Cancer research Liver cancer in rats was destroyed with strong ultrasounds – the idea is that the strain increases the size of the cancer cell bubbles and breaks down the tumor

In Florida, a 72-year-old man has also been treated for liver cancer with sound vibrations.

Rotan liver cancer has been destroyed and the growth of metastases has been slowed by ultrasound.

Cancer researchers used ultrasound to destroy cancer cells in experiments conducted at the University of Michigan.

Ultrasound is sound with a frequency above the hearing range of the human ear. It produces vibrations that can also affect tissues.

The experiment succeeded in killing up to 75 percent of rat liver cancer cells.

Sound was targeted to rats from the outside.

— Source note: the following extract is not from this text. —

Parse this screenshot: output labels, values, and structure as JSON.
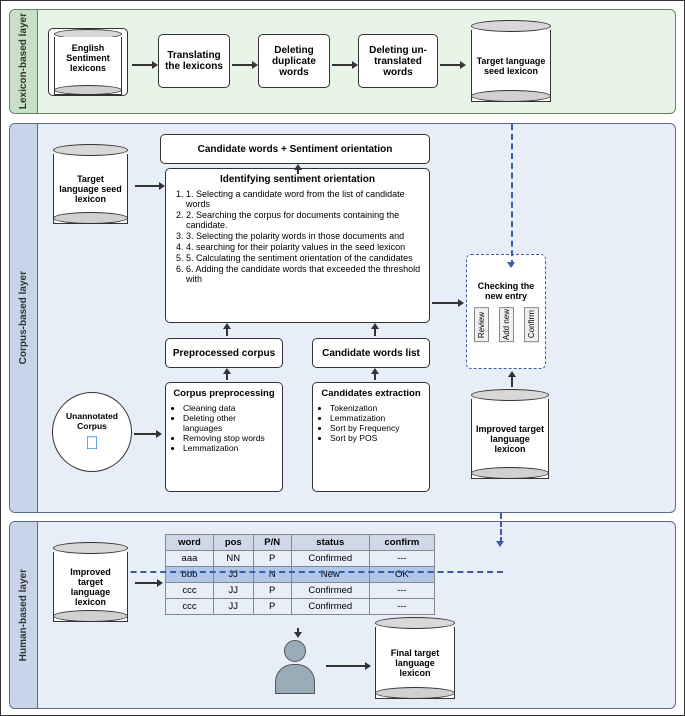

Sound waves disrupted liver tumors in rats. They were not touched in any other way.

Mechanical stress kills cancer cells and breaks down the structure of the tumor.

Sound pulses of only a thousandth of a second produced small microbubbles in the tissue to which the sound waves were applied.

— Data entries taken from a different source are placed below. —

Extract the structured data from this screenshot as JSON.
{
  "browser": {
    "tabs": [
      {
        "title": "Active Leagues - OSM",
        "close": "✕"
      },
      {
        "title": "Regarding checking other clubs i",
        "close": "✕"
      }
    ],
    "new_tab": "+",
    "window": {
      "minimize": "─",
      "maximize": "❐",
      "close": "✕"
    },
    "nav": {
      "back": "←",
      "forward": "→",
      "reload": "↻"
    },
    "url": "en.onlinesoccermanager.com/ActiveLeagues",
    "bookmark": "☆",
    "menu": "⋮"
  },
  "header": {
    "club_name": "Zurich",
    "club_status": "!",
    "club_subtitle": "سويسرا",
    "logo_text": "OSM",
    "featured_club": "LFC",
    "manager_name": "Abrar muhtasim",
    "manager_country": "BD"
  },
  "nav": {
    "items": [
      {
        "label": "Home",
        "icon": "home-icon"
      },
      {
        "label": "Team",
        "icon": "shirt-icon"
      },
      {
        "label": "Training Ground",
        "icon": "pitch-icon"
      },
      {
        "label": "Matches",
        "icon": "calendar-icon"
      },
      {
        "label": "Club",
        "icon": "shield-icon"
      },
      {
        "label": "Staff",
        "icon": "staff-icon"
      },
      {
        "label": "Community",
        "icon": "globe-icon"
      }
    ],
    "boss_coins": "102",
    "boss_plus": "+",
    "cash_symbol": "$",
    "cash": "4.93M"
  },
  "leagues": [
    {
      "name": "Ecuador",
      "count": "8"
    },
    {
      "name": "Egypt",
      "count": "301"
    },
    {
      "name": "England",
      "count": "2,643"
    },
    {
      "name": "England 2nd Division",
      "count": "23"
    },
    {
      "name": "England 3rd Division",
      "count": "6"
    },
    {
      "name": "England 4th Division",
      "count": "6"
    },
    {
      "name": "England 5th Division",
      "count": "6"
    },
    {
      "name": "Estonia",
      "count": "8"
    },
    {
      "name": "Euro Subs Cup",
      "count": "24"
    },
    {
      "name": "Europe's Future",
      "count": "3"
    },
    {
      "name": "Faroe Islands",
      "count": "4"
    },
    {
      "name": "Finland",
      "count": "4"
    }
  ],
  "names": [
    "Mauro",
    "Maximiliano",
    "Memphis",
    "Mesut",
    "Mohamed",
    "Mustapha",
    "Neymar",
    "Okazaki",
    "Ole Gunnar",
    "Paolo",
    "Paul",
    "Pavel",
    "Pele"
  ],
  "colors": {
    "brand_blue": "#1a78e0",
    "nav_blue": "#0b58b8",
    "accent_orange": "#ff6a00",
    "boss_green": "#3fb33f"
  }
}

There are naturally small gas bubbles in the tissue. They expanded as they began to color. As a result, the tissue collapses quickly, and at the same time, the cancer cells die.

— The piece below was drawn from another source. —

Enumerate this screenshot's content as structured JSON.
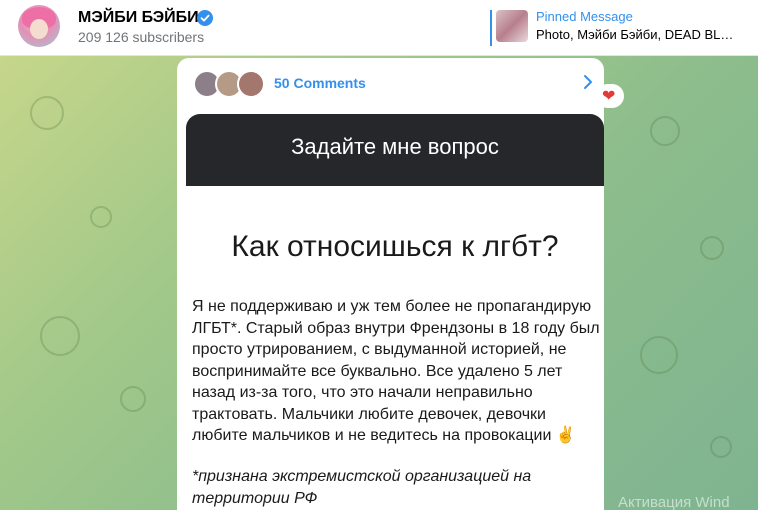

In the experiments, the rat’s own immune system was able to remove cancer cells after shaking. This was the case for more than four out of five experimental animals.

The researchers found no signs of recurrence of cancer cells or new metastases in the improved rats.

With ultrasound treatment has been developed at the University of Michigan for years. Now the bubbles produced by sound have been made to destroy cancer tissue accurately, even to the nearest millimeter.

With the help of sounds, we can cause the tumor to regress and reduce the number of metastases, comments the professor who performed the experiment. Zhen Xu In a University of Michigan press release.

Zhen Xu is a professor of biomedical engineering at the University of Michigan. He wrote the research report for the experiment, which he published scientific journal Cancers.

He does not promise a quick rescue from cancer. It is often not possible to treat the entire cancer with such treatment. The results are affected by the size, location, and stage of cancer growth.

The ultrasonic transformer has 260 sensors. The organ to be treated is targeted below them.

Voice therapy called the term histotripsy.

New technology has also begun to be tested in the study and treatment of human liver cancer.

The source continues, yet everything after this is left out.